Monster Hunter 3 Ultimate

by Matt Kamen |

Kill a monster. Carve its corpse up for meat and valuable materials. Craft better kit from them. Kill a bigger monster. Repeat. You have now experienced Monster Hunter 3 Ultimate in its purest, most simplistic form.

A vague set up establishing your user-created character as a newly arrived hunter in a fishing village, and a vaguer-still end goal of a slaughtering a legendary mega-monster, is all that passes for a plot in this ode to monotony. Although a quest system offers up specific challenges to accomplish, they’re all of the hunt, gather, or capture variety. Monster Hunter games are a virtual slaughterhouse for gamers who would prefer mincing Pokémon to raising them; a product of game design calculated to trigger and exploit that shadowy core of OCD lingering in every gamer’s psyche. The worst part? It triggers that OCD very, very well.

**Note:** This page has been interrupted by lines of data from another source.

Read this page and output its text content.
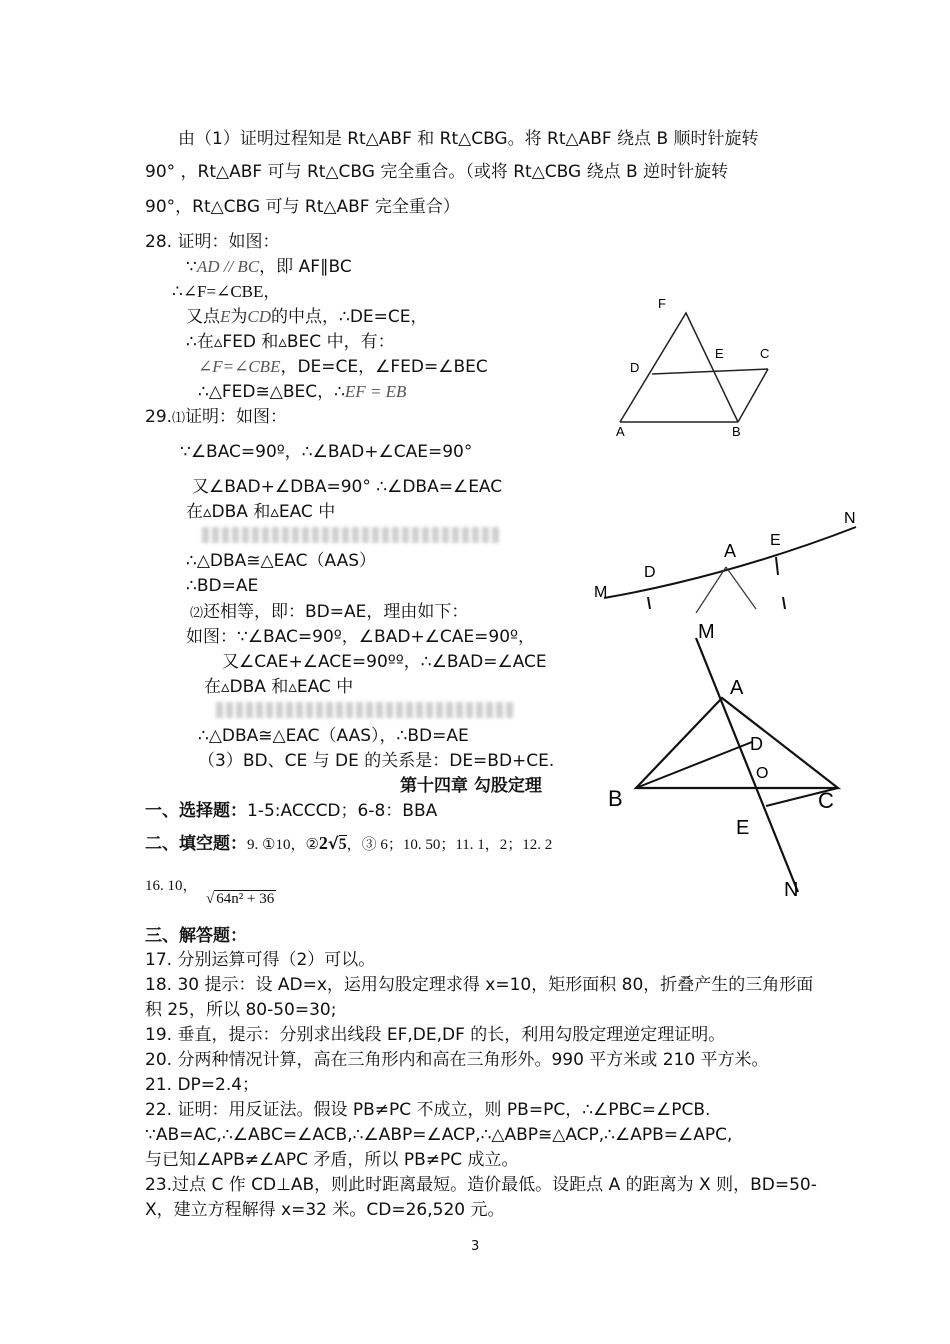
由（1）证明过程知是 Rt△ABF 和 Rt△CBG。将 Rt△ABF 绕点 B 顺时针旋转
90° ，Rt△ABF 可与 Rt△CBG 完全重合。（或将 Rt△CBG 绕点 B 逆时针旋转
90°，Rt△CBG 可与 Rt△ABF 完全重合）
28. 证明：如图：
∵AD // BC，即 AF∥BC
∴∠F=∠CBE，
又点E为CD的中点，∴DE=CE，
∴在▵FED 和▵BEC 中，有：
∠F=∠CBE，DE=CE，∠FED=∠BEC
∴△FED≅△BEC，∴EF = EB
F
D
E	C
A	B
29.⑴证明：如图：
∵∠BAC=90º，∴∠BAD+∠CAE=90°
又∠BAD+∠DBA=90° ∴∠DBA=∠EAC
在▵DBA 和▵EAC 中
∴△DBA≅△EAC（AAS）
∴BD=AE
⑵还相等，即：BD=AE，理由如下：
如图：∵∠BAC=90º，∠BAD+∠CAE=90º，
又∠CAE+∠ACE=90ºº，∴∠BAD=∠ACE
在▵DBA 和▵EAC 中
∴△DBA≅△EAC（AAS），∴BD=AE
（3）BD、CE 与 DE 的关系是：DE=BD+CE.
M
D
A
E
N
M
A
D
O
B	C
E
N
第十四章 勾股定理
一、选择题：1-5:ACCCD；6-8：BBA
二、填空题：9. ①10，②2√5，③ 6；10. 50；11. 1，2；12. 2
16. 10，
√ 64n² + 36
三、解答题：
17. 分别运算可得（2）可以。
18. 30 提示：设 AD=x，运用勾股定理求得 x=10，矩形面积 80，折叠产生的三角形面
积 25，所以 80-50=30;
19. 垂直，提示：分别求出线段 EF,DE,DF 的长，利用勾股定理逆定理证明。
20. 分两种情况计算，高在三角形内和高在三角形外。990 平方米或 210 平方米。
21. DP=2.4；
22. 证明：用反证法。假设 PB≠PC 不成立，则 PB=PC，∴∠PBC=∠PCB.
∵AB=AC,∴∠ABC=∠ACB,∴∠ABP=∠ACP,∴△ABP≅△ACP,∴∠APB=∠APC,
与已知∠APB≠∠APC 矛盾，所以 PB≠PC 成立。
23.过点 C 作 CD⊥AB，则此时距离最短。造价最低。设距点 A 的距离为 X 则，BD=50-
X，建立方程解得 x=32 米。CD=26,520 元。
3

Despite all its very obvious flaws – clunky movement, simplistic combat, small and bland locations, and the near-interminable repetition factor – chances are you’ll find yourself pouring hours into the game. There’s a satisfaction in getting that slightly better armour or finally killing the gargantuan beast you’ve been avoiding for hours, and the constant trickle of completed objectives and newer loot creates a Pavlovian sense of reward. Multiplayer, either local co-op on the 3DS version or online and local through Wii U, livens things considerably, adding a level of competitiveness between friends.

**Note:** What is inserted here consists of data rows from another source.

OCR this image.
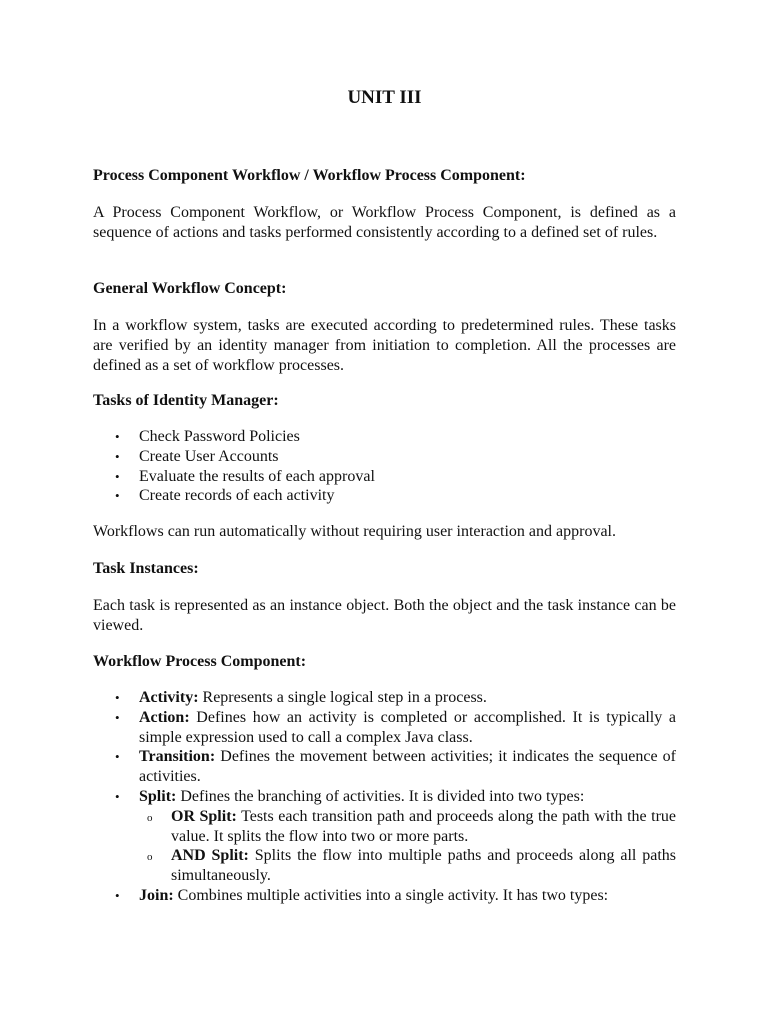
UNIT III
Process Component Workflow / Workflow Process Component:

A Process Component Workflow, or Workflow Process Component, is defined as a sequence of actions and tasks performed consistently according to a defined set of rules.

General Workflow Concept:

In a workflow system, tasks are executed according to predetermined rules. These tasks are verified by an identity manager from initiation to completion. All the processes are defined as a set of workflow processes.

Tasks of Identity Manager:
• Check Password Policies
• Create User Accounts
• Evaluate the results of each approval
• Create records of each activity

Workflows can run automatically without requiring user interaction and approval.

Task Instances:

Each task is represented as an instance object. Both the object and the task instance can be viewed.

Workflow Process Component:
• Activity: Represents a single logical step in a process.
• Action: Defines how an activity is completed or accomplished. It is typically a simple expression used to call a complex Java class.
• Transition: Defines the movement between activities; it indicates the sequence of activities.
• Split: Defines the branching of activities. It is divided into two types:
o OR Split: Tests each transition path and proceeds along the path with the true value. It splits the flow into two or more parts.
o AND Split: Splits the flow into multiple paths and proceeds along all paths simultaneously.
• Join: Combines multiple activities into a single activity. It has two types:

Each format delivers the same game, with save files transferable between the two. However, the core offering on both is only an upgraded version of 2010’s Monster Hunter Tri, with the anaemic additions of some new critters to hunt down and the reintroduction of underwater sections. Even hardened fans of the series may balk at essentially replaying a three-year old game, no matter how pretty the high-definition overhaul for the Wii U is in places – largely the monsters themselves, if not the aforementioned bland areas you’ll be killing them in. Overall, great for those who love grinding aimlessly; a minor curiosity for everyone else.